Lors du sommet national de la Ligue anti-diffamation la semaine dernière, le PDG de l’ADL, Jonathan Greenblatt, a déclaré sans équivoque que « l’antisionisme est de l’antisémitisme ». Pas de si, de et, ou de mais. Pas de réservations. Aucune nuance. Il a répété sa déclaration, expliquant qu’il le faisait « parce que les mots ont du pouvoir. Les mots ont un sens. »
Il a raison sur une chose : les mots comptent. Et c’est pourquoi il est si décourageant de voir un dirigeant respecté d’une organisation aussi importante que l’ADL faire une déclaration qui est si clairement fausse.
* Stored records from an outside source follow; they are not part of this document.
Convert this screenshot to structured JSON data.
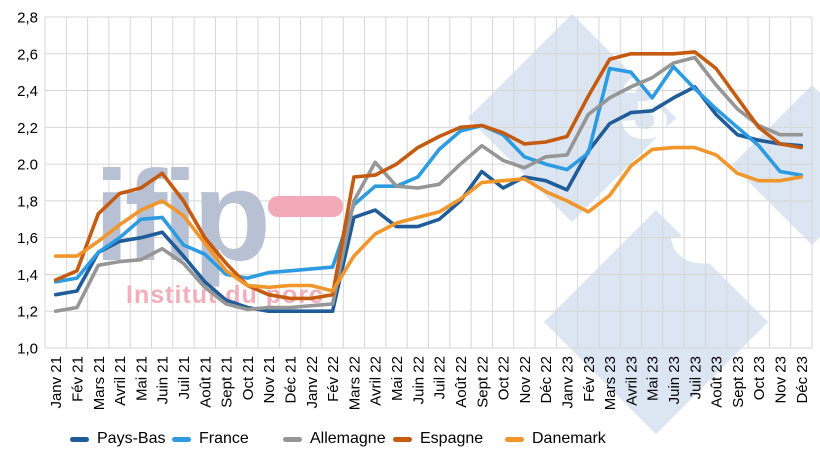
{
  "watermark": {
    "brand": "ifip",
    "tagline": "Institut du porc",
    "digit": "3",
    "brand_color": "#b7c1d3",
    "tagline_color": "#f2aebc",
    "dash_color": "#f3aab8",
    "diamond_color": "#dce6f3"
  },
  "chart_data": {
    "type": "line",
    "title": "",
    "xlabel": "",
    "ylabel": "",
    "grid": true,
    "legend_position": "bottom",
    "x_labels": [
      "Janv 21",
      "Fév 21",
      "Mars 21",
      "Avril 21",
      "Mai 21",
      "Juin 21",
      "Juil 21",
      "Août 21",
      "Sept 21",
      "Oct 21",
      "Nov 21",
      "Déc 21",
      "Janv 22",
      "Fév 22",
      "Mars 22",
      "Avril 22",
      "Mai 22",
      "Juin 22",
      "Juil 22",
      "Août 22",
      "Sept 22",
      "Oct 22",
      "Nov 22",
      "Déc 22",
      "Janv 23",
      "Fév 23",
      "Mars 23",
      "Avril 23",
      "Mai 23",
      "Juin 23",
      "Juil 23",
      "Août 23",
      "Sept 23",
      "Oct 23",
      "Nov 23",
      "Déc 23"
    ],
    "y_axis": {
      "min": 1.0,
      "max": 2.8,
      "ticks": [
        {
          "value": 2.8,
          "label": "2,8"
        },
        {
          "value": 2.6,
          "label": "2,6"
        },
        {
          "value": 2.4,
          "label": "2,4"
        },
        {
          "value": 2.2,
          "label": "2,2"
        },
        {
          "value": 2.0,
          "label": "2.0"
        },
        {
          "value": 1.8,
          "label": "1,8"
        },
        {
          "value": 1.6,
          "label": "1,6"
        },
        {
          "value": 1.4,
          "label": "1,4"
        },
        {
          "value": 1.2,
          "label": "1,2"
        },
        {
          "value": 1.0,
          "label": "1,0"
        }
      ]
    },
    "series": [
      {
        "name": "Pays-Bas",
        "color": "#1f5c99",
        "values": [
          1.29,
          1.31,
          1.52,
          1.58,
          1.6,
          1.63,
          1.5,
          1.36,
          1.26,
          1.22,
          1.2,
          1.2,
          1.2,
          1.2,
          1.71,
          1.75,
          1.66,
          1.66,
          1.7,
          1.8,
          1.96,
          1.87,
          1.93,
          1.91,
          1.86,
          2.07,
          2.22,
          2.28,
          2.29,
          2.36,
          2.42,
          2.27,
          2.16,
          2.13,
          2.11,
          2.1
        ]
      },
      {
        "name": "France",
        "color": "#2d9be2",
        "values": [
          1.36,
          1.38,
          1.52,
          1.6,
          1.7,
          1.71,
          1.56,
          1.51,
          1.4,
          1.38,
          1.41,
          1.42,
          1.43,
          1.44,
          1.78,
          1.88,
          1.88,
          1.93,
          2.08,
          2.18,
          2.21,
          2.16,
          2.04,
          2.0,
          1.97,
          2.06,
          2.52,
          2.5,
          2.36,
          2.53,
          2.41,
          2.3,
          2.2,
          2.1,
          1.96,
          1.94
        ]
      },
      {
        "name": "Allemagne",
        "color": "#969696",
        "values": [
          1.2,
          1.22,
          1.45,
          1.47,
          1.48,
          1.54,
          1.46,
          1.33,
          1.24,
          1.21,
          1.22,
          1.22,
          1.23,
          1.24,
          1.8,
          2.01,
          1.88,
          1.87,
          1.89,
          2.0,
          2.1,
          2.02,
          1.98,
          2.04,
          2.05,
          2.27,
          2.36,
          2.42,
          2.47,
          2.55,
          2.58,
          2.43,
          2.3,
          2.21,
          2.16,
          2.16
        ]
      },
      {
        "name": "Espagne",
        "color": "#c55a11",
        "values": [
          1.37,
          1.42,
          1.73,
          1.84,
          1.87,
          1.95,
          1.8,
          1.6,
          1.46,
          1.34,
          1.29,
          1.27,
          1.27,
          1.29,
          1.93,
          1.94,
          2.0,
          2.09,
          2.15,
          2.2,
          2.21,
          2.17,
          2.11,
          2.12,
          2.15,
          2.37,
          2.57,
          2.6,
          2.6,
          2.6,
          2.61,
          2.52,
          2.36,
          2.2,
          2.11,
          2.09
        ]
      },
      {
        "name": "Danemark",
        "color": "#f0962b",
        "values": [
          1.5,
          1.5,
          1.58,
          1.67,
          1.75,
          1.8,
          1.72,
          1.57,
          1.42,
          1.34,
          1.33,
          1.34,
          1.34,
          1.31,
          1.5,
          1.62,
          1.68,
          1.71,
          1.74,
          1.81,
          1.9,
          1.91,
          1.92,
          1.85,
          1.8,
          1.74,
          1.83,
          1.99,
          2.08,
          2.09,
          2.09,
          2.05,
          1.95,
          1.91,
          1.91,
          1.93
        ]
      }
    ]
  }
}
Bien sûr, certains antisionistes sont aussi antisémites. Mais dépeindre toutes les opinions ou attitudes antisionistes comme antisémites est une erreur et une erreur. C’est préjudiciable à la cause de la paix, aux efforts visant à combler le fossé entre les Israéliens juifs et leurs concitoyens arabes, et aux efforts visant à tracer la voie vers la réconciliation israélo-palestinienne. C’est également préjudiciable à la mission de l’ADL, la lutte cruciale contre l’antisémitisme bien réel.
Contrairement à l’affirmation de Greenblatt, l’antisionisme n’est pas la « négation d’un autre peuple », mais plutôt l’opposition ou le rejet du mouvement national juif. Des millions de Palestiniens, y compris des citoyens de l’État d’Israël, ont payé un lourd tribut pour la création de l’État juif. Beaucoup d’entre eux ont accepté l’existence d’Israël et sa légitimité, mais si vous sentez que votre mouvement national est délégitimé, nié et annulé par un mouvement national qui s’efforce de remplacer votre peuple, on ne peut pas s’attendre à ce que vous souteniez votre aspirations nationales de l’adversaire.
Israéliens et Palestiniens, Juifs et Arabes ont toutes les raisons de se sentir lésés. Et ce mécontentement se manifeste souvent des deux côtés sous la forme d’attitudes contradictoires à somme nulle qui nient la légitimité des aspirations nationales ou du mouvement national de l’autre côté. Il y a beaucoup d’Israéliens (et de Juifs américains) qui nient avec véhémence la légitimité ou la validité du mouvement national palestinien, mais ils ne sont pas tous nécessairement des ennemis des Arabes ou des islamophobes.
La même logique vaut pour les antisionistes non palestiniens, y compris les juifs antisionistes, que ce soit parce qu’ils assimilent (à tort) le sionisme à l’occupation des territoires capturés par Israël en 1967 et aux politiques souvent répréhensibles du gouvernement d’Israël. ou parce qu’ils considèrent (à tort) le judaïsme comme une simple religion, niant son sens du peuple et rejetant ses aspirations nationales. Cette attitude est-elle nécessairement antisémite ? Bien sûr que non. Greenblatt le sait. Néanmoins, il a choisi d’utiliser cette rhétorique irresponsable, inexacte et dommageable.
Greenblatt est coupable de ce qu’il dénonce avec tant de véhémence : la délégitimation du récit national d’un autre peuple. C’est ce qui rend sa charge si dangereuse. Alors que les Israéliens et les Palestiniens peuvent faire des compromis sur la terre et les ressources, sur le statut de Jérusalem et même sur une future solution au problème des réfugiés, on ne peut pas leur demander d’accepter sans réserve le discours national de l’autre. Ils peuvent essayer de reconnaître le récit de l’autre, mais ils ne vont pas l’embrasser.
Cette reconnaissance est à la base des efforts visant à créer une relation tolérante, équitable et fonctionnelle entre la majorité juive d’Israël et sa minorité de citoyens arabes palestiniens. C’est aussi le fondement des stratégies pour parvenir à une future résolution pratique du conflit israélo-palestinien : rechercher la paix et les compromis, mais ne pas exiger l’adoption de récits opposés.
Les tentatives visant à salir ceux qui ont des points de vue différents – voire opposés – avec le large pinceau de «l’antisémitisme» représentent un échec retentissant. C’est un échec à communiquer de manière convaincante votre propre récit, un échec à construire une communauté et des coalitions et un échec à défendre honnêtement vos propres croyances. Franchement, c’est un échec de leadership.